Tom Kundig’s unique Pole Pass Retreat in Washington’s San Juan Islands does its best to defy definition.

It’s not a home, because no one really lives there, but it can be used by a couple for an overnight stay or by 20 family members for a daylong get-together.

And at 1,500 square feet, it’s relatively tiny – even if the design idea behind it is monumental.

This little “whisper in the woods,” as the architect describes it, almost disappears into its bucolic setting on Orcas Island, overlooking Puget Sound, and turns its back to the forest behind it.

“We wanted to make it smaller so you feel the landscape of the spot,” says Kundig, principal architect at Seattle’s award-winning Olson Kundig.

In fact, the diminutive steel, glass and wood building, with its charred cedar siding, effectively merges into its natural surroundings once its two sliding walls open up to the beautiful waterfront vista.

A hand-cranked wheel connected to a set of gears and chains, much like those of a bicycle, allow the nine-foot- tall glass walls – the largest of which is 20 feet long – to move effortlessly.

The simple gesture of turning the wheel slides both barn door-like walls out into the environment and voila! Outside is in and inside is out.

“One is to the shore side while the other is out to the landscape, following a steel beam,” Kundig adds. “When open, one covers up part of the building and the other slides out into the forest.”

The result is a wide, open-air pavilion designed for family gatherings, nestled on 10,000 square feet of land that are part of a total of about 40 acres owned by an extended clan that lives around the world.

“It’s not necessarily the primary home, but a spot where the family historically vacations,” Kundig says.

The family owns a much larger residence not far away – designed in the 1990s by Kundig’s partner, Jim Olson, and renovated five years ago – but was looking for something more permanent on the water. “They have been coming to this site for many years and wanted to build a cabin,” he adds.

Until Kundig designed the retreat, the site had?no formal shelter on its 400 feet of beachfront – no permanent, roof-topped structure where the family could all come together comfortably at their leisure, especially during the summer months.

Moreover, this little pavilion had to be flexible enough to accommodate a small-scale gathering of just two or three people or a larger group of up to 20.

If Pole Pass Retreat bears a striking resemblance to Ludwig Mies van der Rohe’s classic Farnsworth House in Plano, Ill., that’s because they share a long and narrow strategy to capture their environments in all directions.
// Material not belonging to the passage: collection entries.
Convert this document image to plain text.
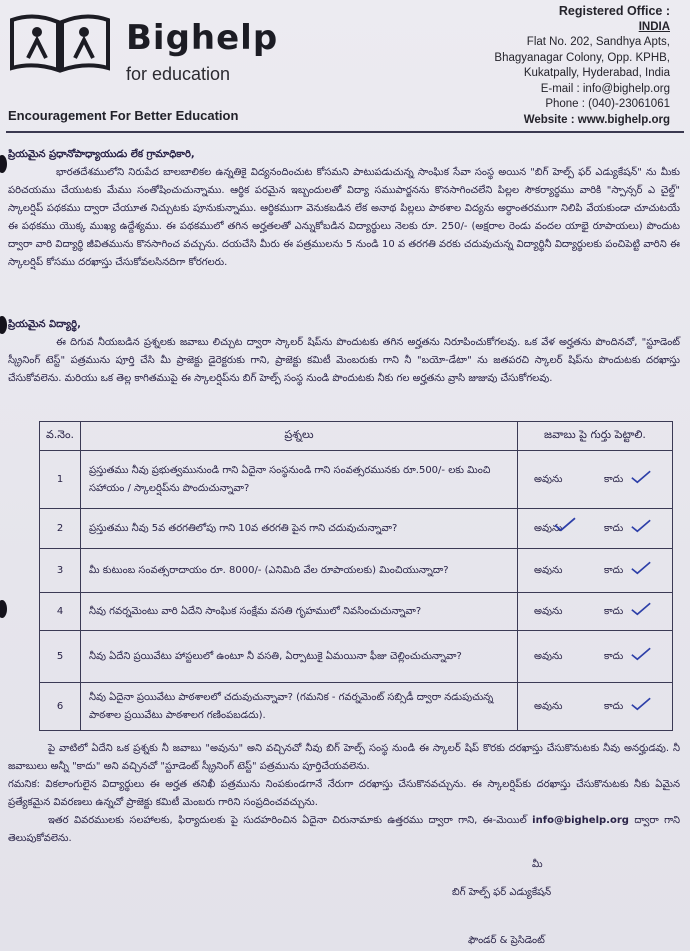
Bighelp
for education
Encouragement For Better Education
Registered Office :
INDIA
Flat No. 202, Sandhya Apts,
Bhagyanagar Colony, Opp. KPHB,
Kukatpally, Hyderabad, India
E-mail : info@bighelp.org
Phone : (040)-23061061
Website : www.bighelp.org
ప్రియమైన ప్రధానోపాధ్యాయుడు లేక గ్రామాధికారి,
భారతదేశములోని నిరుపేద బాలబాలికల ఉన్నతికై విద్యనందించుట కోసమని పాటుపడుచున్న సాంఘిక సేవా సంస్థ అయిన "బిగ్ హెల్ప్ ఫర్ ఎడ్యుకేషన్" ను మీకు పరిచయము చేయుటకు మేము సంతోషించుచున్నాము. ఆర్థిక పరమైన ఇబ్బందులతో విద్యా సముపార్జనను కొనసాగించలేని పిల్లల సౌకర్యార్థము వారికి "స్పాన్సర్ ఎ చైల్డ్" స్కాలర్షిప్ పథకము ద్వారా చేయూత నిచ్చుటకు పూనుకున్నాము. ఆర్థికముగా వెనుకబడిన లేక అనాథ పిల్లలు పాఠశాల విద్యను అర్ధాంతరముగా నిలిపి వేయకుండా చూచుటయే ఈ పథకము యొక్క ముఖ్య ఉద్దేశ్యము. ఈ పథకములో తగిన అర్హతలతో ఎన్నుకోబడిన విద్యార్థులు నెలకు రూ. 250/- (అక్షరాల రెండు వందల యాభై రూపాయలు) పొందుట ద్వారా వారి విద్యార్థి జీవితమును కొనసాగించ వచ్చును. దయచేసి మీరు ఈ పత్రములను 5 నుండి 10 వ తరగతి వరకు చదువుచున్న విద్యార్థినీ విద్యార్థులకు పంచిపెట్టి వారిని ఈ స్కాలర్షిప్ కోసము దరఖాస్తు చేసుకోవలసినదిగా కోరగలరు.
ప్రియమైన విద్యార్థి,
ఈ దిగువ నీయబడిన ప్రశ్నలకు జవాబు లిచ్చుట ద్వారా స్కాలర్ షిప్‌ను పొందుటకు తగిన అర్హతను నిరూపించుకోగలవు. ఒక వేళ అర్హతను పొందినచో, "స్టూడెంట్ స్క్రీనింగ్ టెస్ట్" పత్రమును పూర్తి చేసి మీ ప్రాజెక్టు డైరెక్టరుకు గాని, ప్రాజెక్టు కమిటీ మెంబరుకు గాని నీ "బయో-డేటా" ను జతపరచి స్కాలర్ షిప్‌ను పొందుటకు దరఖాస్తు చేసుకోవలెను. మరియు ఒక తెల్ల కాగితముపై ఈ స్కాలర్షిప్‌ను బిగ్ హెల్ప్ సంస్థ నుండి పొందుటకు నీకు గల అర్హతను వ్రాసి జుజువు చేసుకోగలవు.
వ.నెం.	ప్రశ్నలు	జవాబు పై గుర్తు పెట్టాలి.
1	ప్రస్తుతము నీవు ప్రభుత్వమునుండి గాని ఏదైనా సంస్థనుండి గాని సంవత్సరమునకు రూ.500/- లకు మించి సహాయం / స్కాలర్షిప్‌ను పొందుచున్నావా?	అవును కాదు

2	ప్రస్తుతము నీవు 5వ తరగతిలోపు గాని 10వ తరగతి పైన గాని చదువుచున్నావా?	అవును కాదు

3	మీ కుటుంబ సంవత్సరాదాయం రూ. 8000/- (ఎనిమిది వేల రూపాయలకు) మించియున్నాదా?	అవును కాదు

4	నీవు గవర్నమెంటు వారి ఏదేని సాంఘిక సంక్షేమ వసతి గృహములో నివసించుచున్నావా?	అవును కాదు

5	నీవు ఏదేని ప్రయివేటు హాస్టలులో ఉంటూ నీ వసతి, ఏర్పాటుకై ఏమయినా ఫీజు చెల్లించుచున్నావా?	అవును కాదు

6	నీవు ఏదైనా ప్రయివేటు పాఠశాలలో చదువుచున్నావా? (గమనిక - గవర్నమెంట్ సబ్సిడీ ద్వారా నడుపుచున్న పాఠశాల ప్రయివేటు పాఠశాలగ గణింపబడదు).	అవును కాదు
పై వాటిలో ఏదేని ఒక ప్రశ్నకు నీ జవాబు "అవును" అని వచ్చినచో నీవు బిగ్ హెల్ప్ సంస్థ నుండి ఈ స్కాలర్ షిప్ కొరకు దరఖాస్తు చేసుకొనుటకు నీవు అనర్హుడవు. నీ జవాబులు అన్నీ "కాదు" అని వచ్చినచో "స్టూడెంట్ స్క్రీనింగ్ టెస్ట్" పత్రమును పూర్తిచేయవలెను.
గమనిక: వికలాంగులైన విద్యార్థులు ఈ అర్హత తనిఖీ పత్రమును నింపకుండగానే నేరుగా దరఖాస్తు చేసుకొనవచ్చును. ఈ స్కాలర్షిప్‌కు దరఖాస్తు చేసుకొనుటకు నీకు ఏమైన ప్రత్యేకమైన వివరణలు ఉన్నచో ప్రాజెక్టు కమిటీ మెంబరు గారిని సంప్రదించవచ్చును.
ఇతర వివరములకు సలహాలకు, ఫిర్యాదులకు పై సుదహరించిన ఏదైనా చిరునామాకు ఉత్తరము ద్వారా గాని, ఈ-మెయిల్ info@bighelp.org ద్వారా గాని తెలుపుకోవలెను.
మీ
బిగ్ హెల్ప్ ఫర్ ఎడ్యుకేషన్
ఫౌండర్ & ప్రెసిడెంట్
“The landscape is a shelf area above the water,” explains Kundig. “There’s the horizon line with the shorefront, and then the big sky and the forest ascending behind the building – it’s stretching out to pick up the natural horizon and then disappear into that landscape.”

Outside, Kundig gave the pavilion a dark wood exterior to match the color of the soil, rocks and surrounding forest, creating a building that’s almost invisible from the water.

Shou-sugi-ban, a traditional Japanese method of charring wood, was used to treat the exterior cedar siding. The technique leaves the wood a dark, rich color, with a subtle metallic sheen, and helps protect it from insects, rot and wear over time.

Inside, Kundig used light pine that’s intentionally bright. “In the Pacific Northwest, we have overcast skies that are pretty dark at certain times of the year,” he says. “So we created a light, warm interior to balance with the skies, especially in the shoulder months and winter.”

A ground-floor galley kitchen is designed to cater on a large scale if necessary, but there’s also a small sitting area for intimate dining.

On the upper level is a bedroom that doubles as?a quiet place to hang out and relax. “It’s a little more private,” says Kundig. “There’s a flexible space up there, with a Murphy bed and a bath.”

The second story looks out over the drought- resistant planted roof of the main level, giving the sense of floating above the lawn and water.

The retreat’s flexibility is evident in its response to the often-changing climate of the San Juan Islands too, whether cold and blustery or warm and breezy. “This is a place where family members can cozy up in an intimate way next to the fireplace or, in the summer months, open up the wide glass walls,” the architect adds.

“Then it becomes like a big cabana that’s close to the lawn and the deck, and it can accommodate a group of any size, even a wedding.”

Kundig’s creative vision delivers a building that demonstrates the firm’s defining commitment to creating retreats that bridge the divide between nature, culture and people.

“It moves with the family depending on how they use it – from large scale to small scale,” he says.

The architect may call it a “whisper,” but Pole Pass Retreat makes a bold statement, loud and clear.